TDtespués de ver los tres anteriores espectáculos de encargo del festival que te dejan indiferente, el estreno que señala el ecuador del evento clásico Aquiles, el hombre, de la compañía Talycual, ha resultado ser una producción más repleta de interés por brindar una liturgia teatral reflexiva de algunas cuestiones trascendentes de los sentimientos humanos y esmeradas interpretaciones de acento impetuoso en escenas que producen asombro.

Aquiles, el hombre es el primer texto teatral del festival este año--y único hasta el momento-- del filólogo y periodista riojano Roberto Rivera que, inspirado en La Iliada, ha escrito motivado por el hecho de que no existe ninguna obra dramática sobre el mítico personaje, aunque sepamos que Esquilo, considerado como el poeta trágico por excelencia en la historia del mundo y el fundador de la Tragedia Griega, escribió una trilogía de obras sobre Aquiles, llamada Aquileida por los investigadores modernos, de la que solo se conservan fragmentos.

Rivera, que ha tenido la suerte de estrenar su versión de tan rica condición literaria en el teatro romano, hace una culta dramatización --aunque a veces cargada en lo descriptivo-- de escenas del poema homérico, realzando a un Aquiles que debate su naturaleza heroica de la guerra de Troya y se muestra más humano. El autor desarrolla el trayecto de la rueda de violencia y venganza, que solo genera más de lo mismo, a la aparición de la piedad que crea un espacio de entendimiento. Toda una tesis que nos va haciendo meditar en los muchos problemas y responsabilidades sobre la sangre derramada en los conflictos bélicos, siendo el sufrimiento humano el tema trascendente, un sufrimiento que lleva al personaje al conocimiento (recordar la máxima del pathei mathos, el conocimiento a través del sufrimiento). El sufrimiento humano que --en la obra trágica-- tiene siempre causa directa o indirecta en una acción malvada o insensata que conduce a la desgracia de los protagonistas pero que puede haber sido heredada por los mismos.

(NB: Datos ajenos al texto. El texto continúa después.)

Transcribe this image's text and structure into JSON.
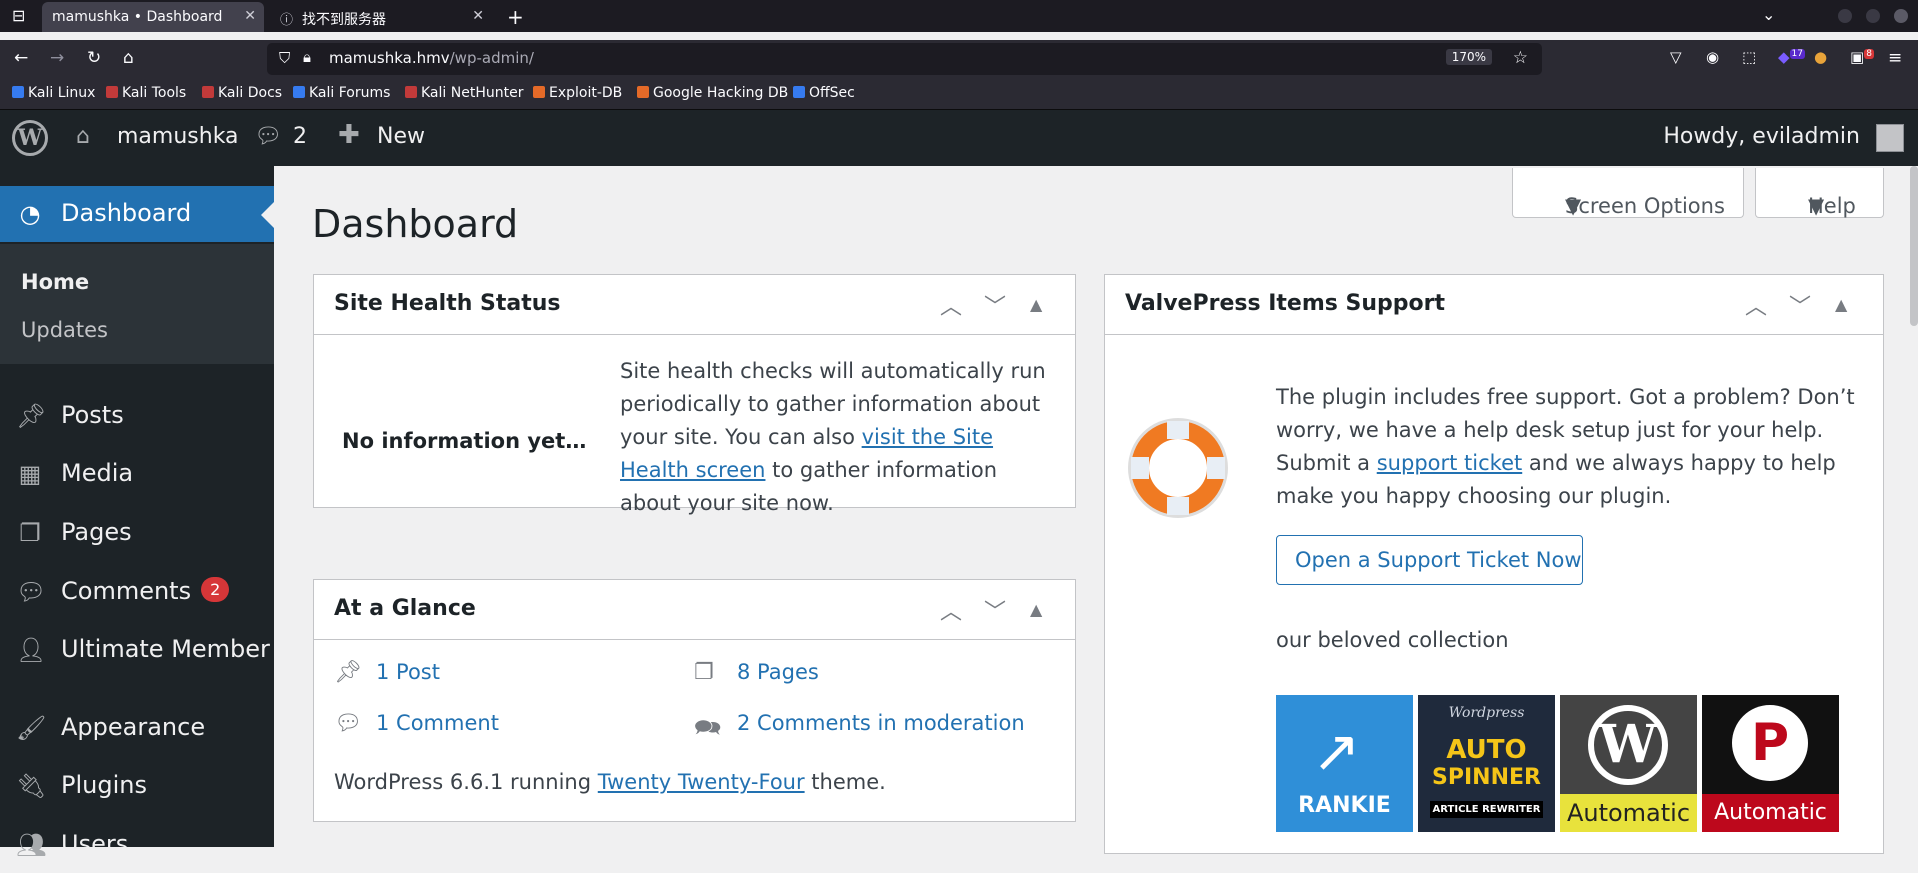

La puesta en escena de José Pascual (al que conocemos en el festival de Mérida por un desafortunado montaje de Androcles y el león de Bernard Shaw en 1999), que ha contribuido adaptando la obra a las necesidades del espectáculo, logra una historia bien contada, sintetizando los hechos más relevantes y armonizando los elementos escenotécnicos componentes y las actuaciones en un alegato lleno de tensión, que estruja y conmueve, aunque no siempre mantenga la fuerza trágica y la belleza poética. La escenografía --una inhóspita playa de arena blanca, campamento de los soldados aqueos--, los vestuarios sugeridos y la utilería que mezclan lo antiguo con lo moderno, el uso lleno de sobriedad del maquillaje y máscaras contribuyen vivamente a crear un buen climax y a traspasar la temporalidad de la problemática existente a cuestiones actuales. Pero el montaje tiene algunos puntos débiles que impiden su consideración como logro absoluto de los signos que lo enmarcan. No domina los resortes de todas las actuaciones, complejas y difíciles en su aparente sencillez. En algunas escenas con poca incisión creadora los actores no parecen encontrarse cómodos, como ocurre al principio de la representación entre los personajes de Briseida y Diomedes en una acción que resulta larga e insípida.

En la interpretación, todos los actores se ajustan a las exigencias de sus respectivos papeles (tantos hay que no sé quiénes son, porque no se especifican sus personajes y desdoblamientos en el programa de mano).

En general cumplen debidamente, aunque algunos no acaban de encontrar la riqueza expresiva necesaria. Hablo de los que interpretan a los conocidos héroes aqueos Néstor, Ayax, Ulises, Diomedes, que no les falta apostura teatral pero acusan demasiada linealidad y el recurso de las repeticiones.También de la esclava Briseida y la sacerdotisa (estas dos mujeres con roles casi disminuidos y amordazados) apenas penetran en el público.

La representación alcanzó cotas altas en las actuaciones de los protagonistas Toni Cantó (Aquiles) y Miguel Hermoso (Agamenón), vibrantes encarnadores de sus personajes que se lucen en una bien construida línea de diálogos. Ambos actores llenos de lirismo expresivo alcanzan el ritmo justo de sus movimientos, sus gestos y la declamación de sus parlamentos, que son claros y significativos. El primero, posee la delicadeza y el brío que requiere el personaje que siente la angustia de un mundo enloquecido de conflictos sangrientos, logrando un sólido trabajo hecho con naturalidad trágica, voz rotunda y desgarro.

El segundo, que muestra genialmente la astucia del político ambicioso da impresionante réplica en el lance que se produce cuando se enfrentan dos personajes regios, haciendo alarde de buena dicción, de equilibrio tonal del que igualmente brota en sentido litúrgico la tragedia.